You might think that the decision is obviously correct and that the landlord's approach was clearly wrong. In fact the position is not so simple and Criterion is said to be appealing the decision. The complexities arise for a range of reasons:

  • It has been an established market practice for many years for landlords to include 'commissions' as part of 'insurance rent' payable by tenants. From the Trocadero case, it appears that this practice dates back to at least the 1990s – albeit that the detail and true nature of these commissions (e.g., differentiating between say a 'landlord's commission' and a broker's commission) has not been widely understood;
  • There are different types of "landlord's commission" and all are not equal. Some may relate to situations where the landlord takes on a service which the insurer would otherwise perform and which would (at least in theory) be covered by part of the 'true' premium. These have been held as recoverable from tenants – see Williams v Southwark LBC (2001). Other commissions may on careful analysis be properly characterised as discounts relating to bulk insurance and/or loyalty bonuses. These have been found to be irrecoverable – see Williams v Southwark LBC (2001). In one recent case, Octagon v Cantlay 2024, a commission was found to be in return for a service by the managing agents and the Court found that this was very clearly recoverable under the lease and the tenant was liable to pay the gross insurance premium (including the commission). This was notwithstanding that the commission was on top of and substantially in excess of the managing agent's standard management fee; and
  • Seeking repayment of sums paid under a mistake of fact/law is not straightforward as the claim is in "restitution" and such claims can be lost over time or settled inadvertently.
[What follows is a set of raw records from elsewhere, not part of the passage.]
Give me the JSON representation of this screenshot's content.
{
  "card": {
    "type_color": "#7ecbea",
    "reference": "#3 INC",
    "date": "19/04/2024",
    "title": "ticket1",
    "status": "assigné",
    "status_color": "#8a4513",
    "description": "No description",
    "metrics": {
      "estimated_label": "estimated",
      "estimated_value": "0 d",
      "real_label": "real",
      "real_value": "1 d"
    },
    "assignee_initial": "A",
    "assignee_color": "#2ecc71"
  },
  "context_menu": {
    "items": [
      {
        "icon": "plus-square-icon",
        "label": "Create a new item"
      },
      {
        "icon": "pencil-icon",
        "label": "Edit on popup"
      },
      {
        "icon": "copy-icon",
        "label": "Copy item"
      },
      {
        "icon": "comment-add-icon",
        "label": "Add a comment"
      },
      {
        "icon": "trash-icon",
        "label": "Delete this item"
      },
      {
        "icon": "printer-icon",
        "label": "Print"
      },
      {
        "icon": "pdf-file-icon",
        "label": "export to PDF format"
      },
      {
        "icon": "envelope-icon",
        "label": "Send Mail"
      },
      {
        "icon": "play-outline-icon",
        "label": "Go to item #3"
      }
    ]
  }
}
So, whilst the Trocadero case may seem clear cut, it will be intriguing to see if the appeal proceeds and what the outcome is.

In the meantime, the advice to tenants must be to investigate whether their 'insurance rent' includes an element of "landlord's commission" and, if it does, to get advice on whether that can be challenged.

There are some lawyerly words of caution required here to manage expectations as pursuing this issue will not be straightforward as:

  • Landlords are notoriously reluctant to disclose information about insurance commissions. If this is not provided voluntarily, the only way to get it would likely be an action for pre-claim disclosure – which is neither simple nor inexpensive;
  • If information is provided, it may be hard to assess if the insurance demanded/paid has included unjustified commissions. This would likely require input from an insurance expert;
  • Even if you have been paying for unjustified commissions, it does not automatically follow that you can get this back. The first question in all cases will be to ask what the lease says and to construe the wording carefully to see what can be recovered as part of the insurance rent. In this aspect, the Trocadero case was unusual as the lease was quite old. By contrast, modern leases commonly include an express term that landlords can retain all commissions – see for example, the Model Commercial lease. Secondly, it will be necessary to investigate whether any right to reimbursement has been lost (e.g., by passage of time or agreement).

That note of caution aside, it is surely likely that CFOs, GCs and property managers at well-advised tenants will now be looking into this issue.

The content of this article is intended to provide a general guide to the subject matter. Specialist advice should be sought about your specific circumstances.